The outlook for transportation capacity across all modes loosened again.

Capacity predictions for the next six months were the loosest for airfreight and ocean, while rail capacity is expected to be the tightest. However, the outlook for rail capacity saw the biggest sequential deterioration out of all modes.

The outlook for both volume and pricing growth in trucking was described as “pretty grim,” with volumes “consistently in negative territory (similar to 2020 levels but slightly better than 2009 levels).” Pricing sentiment saw the biggest declines ever recorded, down in the low-single-digit range. However, the report pointed out that the comparisons were to record price levels.  

FreightWaves’ trucking data has yet to inflect positively. Rejected tenders continue to bobble along the bottom alongside spot rates.

Chart: (SONAR: OTRI.USA). A proxy for truck capacity, the Outbound Tender Reject Index, shows the number of loads being rejected by carriers. The index has fallen to below 3% compared to a little more than a year ago when fleets were rejecting more than 20% of loads under contract. To learn more about FreightWaves SONAR, click here.

Chart: (SONAR: NTIL.USA). The National Truckload Index (linehaul only – NTIL) is based on an average of booked spot dry van loads from 250,000 lanes and 10,000 daily spot market transactions. The NTIL is a seven-day moving average of linehaul spot rates excluding fuel. Spot rates are currently 31% lower y/y.

There was no change in truckload capacity expectations, with most respondents indicating intermodal will soon be the loosest mode after being the tightest over the last three quarters. Even with lower TL rates and rail service issues, 43% of shippers said they are shifting some freight from TL to the rails. This was the first increase in a year for the metric with only 25% saying they would make the change a quarter ago.

The report also showed rail volumes will be flat year over year (y/y), down from a 0.7% growth expectation last quarter.
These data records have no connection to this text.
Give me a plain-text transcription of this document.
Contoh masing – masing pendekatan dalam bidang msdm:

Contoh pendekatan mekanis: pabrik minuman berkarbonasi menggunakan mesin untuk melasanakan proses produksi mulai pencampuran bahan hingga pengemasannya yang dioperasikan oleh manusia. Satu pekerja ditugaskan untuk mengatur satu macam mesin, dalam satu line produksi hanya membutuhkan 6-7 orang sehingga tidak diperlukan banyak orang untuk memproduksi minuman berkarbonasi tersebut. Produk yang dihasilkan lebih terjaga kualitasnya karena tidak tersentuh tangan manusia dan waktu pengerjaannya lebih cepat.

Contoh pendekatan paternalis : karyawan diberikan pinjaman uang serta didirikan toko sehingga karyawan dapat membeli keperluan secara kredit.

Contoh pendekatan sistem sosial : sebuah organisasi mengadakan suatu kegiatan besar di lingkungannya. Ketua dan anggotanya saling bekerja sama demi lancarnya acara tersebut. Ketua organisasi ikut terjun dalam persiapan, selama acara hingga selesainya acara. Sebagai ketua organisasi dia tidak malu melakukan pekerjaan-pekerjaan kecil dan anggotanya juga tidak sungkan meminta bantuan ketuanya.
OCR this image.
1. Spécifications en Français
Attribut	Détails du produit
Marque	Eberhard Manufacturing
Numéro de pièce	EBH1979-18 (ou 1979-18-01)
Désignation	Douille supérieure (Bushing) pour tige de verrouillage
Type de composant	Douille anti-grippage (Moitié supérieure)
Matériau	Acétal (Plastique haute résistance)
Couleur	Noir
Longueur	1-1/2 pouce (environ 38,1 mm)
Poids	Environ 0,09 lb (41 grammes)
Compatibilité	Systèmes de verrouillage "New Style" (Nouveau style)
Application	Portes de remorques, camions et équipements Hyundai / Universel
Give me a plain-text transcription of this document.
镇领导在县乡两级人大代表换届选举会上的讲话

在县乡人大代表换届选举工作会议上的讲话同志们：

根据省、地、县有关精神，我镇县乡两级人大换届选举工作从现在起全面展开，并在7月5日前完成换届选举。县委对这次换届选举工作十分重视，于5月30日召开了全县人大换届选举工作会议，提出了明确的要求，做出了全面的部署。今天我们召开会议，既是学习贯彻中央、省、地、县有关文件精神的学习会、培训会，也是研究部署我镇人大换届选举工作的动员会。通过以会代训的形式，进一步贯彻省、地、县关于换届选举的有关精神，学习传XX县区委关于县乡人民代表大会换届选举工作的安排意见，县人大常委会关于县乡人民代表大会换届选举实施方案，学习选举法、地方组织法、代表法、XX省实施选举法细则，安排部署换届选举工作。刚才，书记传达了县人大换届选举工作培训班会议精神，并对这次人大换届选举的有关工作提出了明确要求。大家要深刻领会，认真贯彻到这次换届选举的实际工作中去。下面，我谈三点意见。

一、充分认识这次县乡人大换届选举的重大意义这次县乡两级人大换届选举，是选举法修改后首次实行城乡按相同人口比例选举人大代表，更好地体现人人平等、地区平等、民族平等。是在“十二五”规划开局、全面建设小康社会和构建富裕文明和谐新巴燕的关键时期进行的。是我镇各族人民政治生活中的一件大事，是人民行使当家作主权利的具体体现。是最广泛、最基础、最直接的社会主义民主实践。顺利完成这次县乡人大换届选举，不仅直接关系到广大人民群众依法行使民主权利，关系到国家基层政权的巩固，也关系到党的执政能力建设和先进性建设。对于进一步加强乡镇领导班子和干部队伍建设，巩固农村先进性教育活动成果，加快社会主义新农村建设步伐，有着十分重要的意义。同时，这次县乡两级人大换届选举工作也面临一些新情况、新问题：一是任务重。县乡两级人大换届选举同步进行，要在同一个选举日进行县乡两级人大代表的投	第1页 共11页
Pricing expectations stepped slightly higher but remained below the long-term average. Shippers said rail service has deteriorated, almost reaching the survey low established in the third quarter of last year.

Expectations for parcel call for slight y/y volume growth (except for airfreight) with the rate outlook snapping back into positive territory.

“We are not sure what the macro outlook holds in store for us but what is very clear is that at the current pace of destocking, inventory levels should be normalized soon and if the consumer holds up in 2H23, conditions are ripe for a restocking upcycle (esp. if we also overcorrect on inventory destocking),” Shanker said.